About Different Ways of Investing Money

There are many different ways of investing money. Anywhere you put your cash that has the potential to produce a return can be considered an investment. The most obvious investments are bank accounts, stocks, bonds and mutual funds. However, investments also include things like real estate, precious metals and collectibles.

  1. Type

    • The easiest way to invest money is to deposit it in your local bank. Banks offer checking accounts that sometime pay a small amount of interest, savings accounts that pay slightly more interest, money market accounts that pay interest that adjusts in relation to the prime rate and certificates of deposit that pay a set amount of interest for keeping you money in an account for a set period of time. The next level of investing is mutual funds. These can be purchased through a mutual fund company. Money is exchanged through the mail and over the Internet. Mutual fund companies sell shares in investments ranging from stocks to bonds to real estate to precious metals. There are different styles of mutual funds to suit every investor's needs. The most advanced form of investing involves individual stocks, bonds and other securities. These can be purchased through brokers.

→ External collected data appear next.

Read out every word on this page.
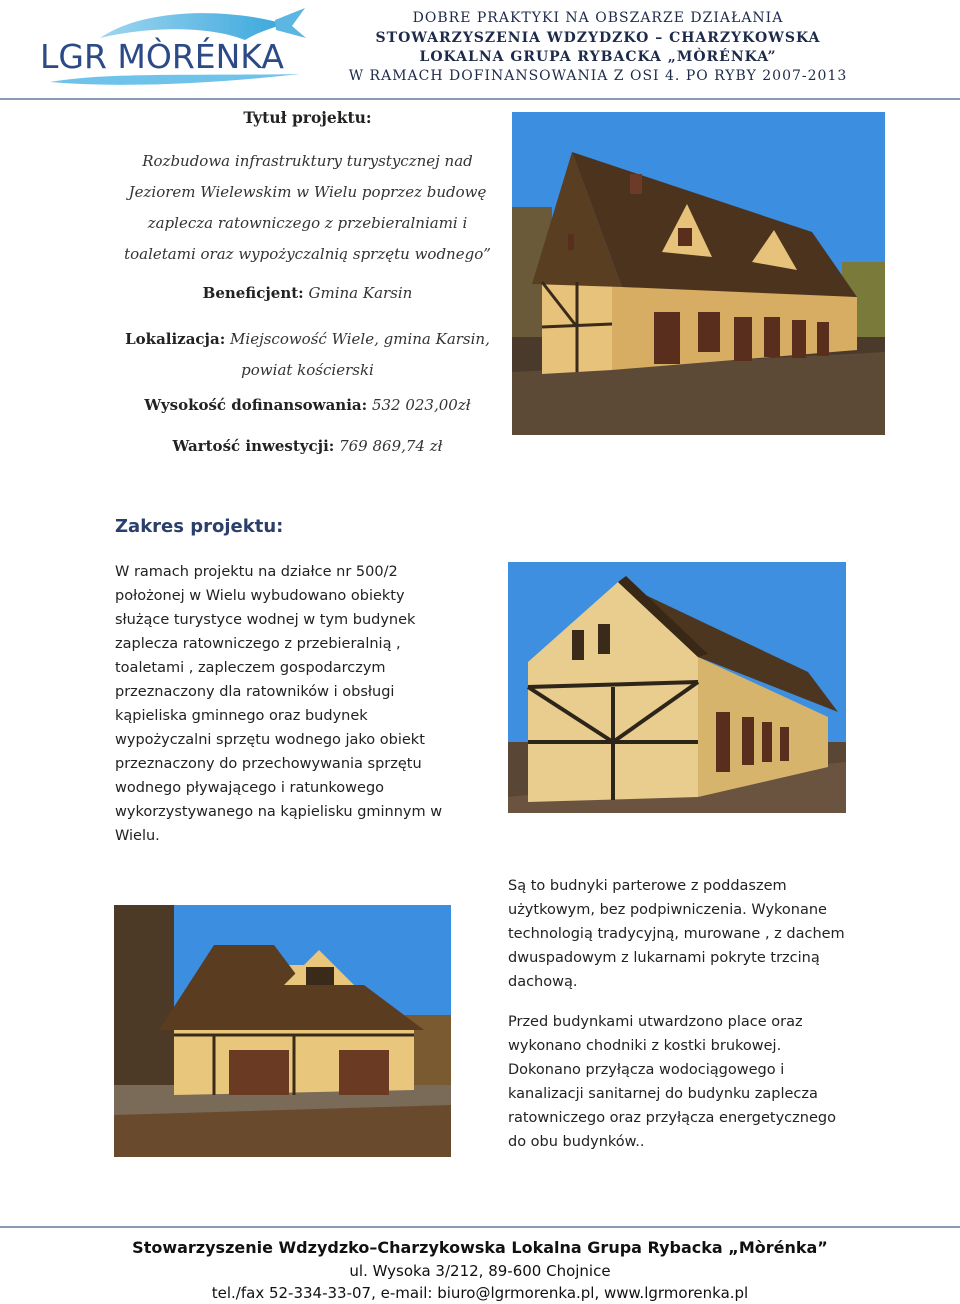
LGR MÒRÉNKA
DOBRE PRAKTYKI NA OBSZARZE DZIAŁANIA
STOWARZYSZENIA WDZYDZKO – CHARZYKOWSKA
LOKALNA GRUPA RYBACKA „MÒRÉNKA”
W RAMACH DOFINANSOWANIA Z OSI 4. PO RYBY 2007-2013
Tytuł projektu:
Rozbudowa infrastruktury turystycznej nad Jeziorem Wielewskim w Wielu poprzez budowę zaplecza ratowniczego z przebieralniami i toaletami oraz wypożyczalnią sprzętu wodnego”
Beneficjent: Gmina Karsin
Lokalizacja: Miejscowość Wiele, gmina Karsin,
powiat kościerski
Wysokość dofinansowania: 532 023,00zł
Wartość inwestycji: 769 869,74 zł
Zakres projektu:
W ramach projektu na działce nr 500/2 położonej w Wielu wybudowano obiekty służące turystyce wodnej w tym budynek zaplecza ratowniczego z przebieralnią , toaletami , zapleczem gospodarczym przeznaczony dla ratowników i obsługi kąpieliska gminnego oraz budynek wypożyczalni sprzętu wodnego jako obiekt przeznaczony do przechowywania sprzętu wodnego pływającego i ratunkowego wykorzystywanego na kąpielisku gminnym w Wielu.
Są to budnyki parterowe z poddaszem użytkowym, bez podpiwniczenia. Wykonane technologią tradycyjną, murowane , z dachem dwuspadowym z lukarnami pokryte trzciną dachową.
Przed budynkami utwardzono place oraz wykonano chodniki z kostki brukowej. Dokonano przyłącza wodociągowego i kanalizacji sanitarnej do budynku zaplecza ratowniczego oraz przyłącza energetycznego do obu budynków..
Stowarzyszenie Wdzydzko–Charzykowska Lokalna Grupa Rybacka „Mòrénka”
ul. Wysoka 3/212, 89-600 Chojnice
tel./fax 52-334-33-07, e-mail: biuro@lgrmorenka.pl, www.lgrmorenka.pl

Other investments like your home, collectibles and precious metals may also generate profits over time.

    The Facts

    • All investments involve risk. The riskier the investment, the more likely it will produce a greater long-term gain. The price of riskier investments like emerging market stocks can fluctuate dramatically. It is possible to lose much or all of your money in a high-risk investment. Lower-risk investments like certificates of deposit tend to earn less but pose less of a risk to the principle. The key to investing is weighing the relative risks and rewards. Most investors use a balanced approach. They invest a portion of their assets in low, medium and high-risk investments. By spreading your money around different types of investments, you minimize risk while maximizing growth potential.

    Time Frame

    • Determining how much of your money to place in short-term, medium-term and long-term investments depends primarily on your time frame. Money that you will need to spend within the next year is short term and should be placed in the most conservative investments. These include checking accounts, bank savings accounts, money market accounts and short-term certificates of deposit. Medium-term money can be savings for emergencies, a car, a house down payment or a vacation. This is money that you may need in one to five years. Medium-term investments can be longer-term certificates of deposit, bonds and conservative mutual funds. The idea is to get your money to grow without a great risk to the principle. Long-term investments have time frames of decades. Investing for retirement or college educations fall into this category. Long-term investments can be higher-risk mutual funds or individual stocks. Investments in precious metals, real estate and collectibles don't fall into any specific time frame. Their values rise and fall unpredictably. They can be held for a short or long time depending on how fast they appreciate.

    Benefits

    • The benefits of short-term investments are that they are easily accessible and have a very low risk of losing principle. Medium-term investments have the potential to produce a greater returns yet maintain an acceptable amount of risk. Long-term investments have the potential of significantly higher returns with risk spread out over many years. Long-term investments for retirement are often tax sheltered as an IRA or 401K. Savings for college educations are often tax sheltered as 529 plans. Real estate investments can be used by the investor while they appreciate. Precious metal investments hold their value during economic collapse. People who profit in collectibles tend to enjoy collecting. They generally do not mind holding their investment until it appreciates enough for them to sell.

    Risk Factors

    • There are very few risk factors for checking accounts, savings accounts and money market accounts. Principle is guaranteed, and you can access your money whenever you want. The only drawback is that the interest rate is very low. You can't lose principle from a certificate of deposit, but you can lose interest you accumulated if you withdraw your money early. You can lose some or all of your money investing in stocks, bonds and mutual funds. These risks are mitigated by other factors. Conservative securities involve less risky investments but produce lower returns. Aggressive securities involve riskier investments but are usually held for longer periods of time, so investors can outlast bad markets.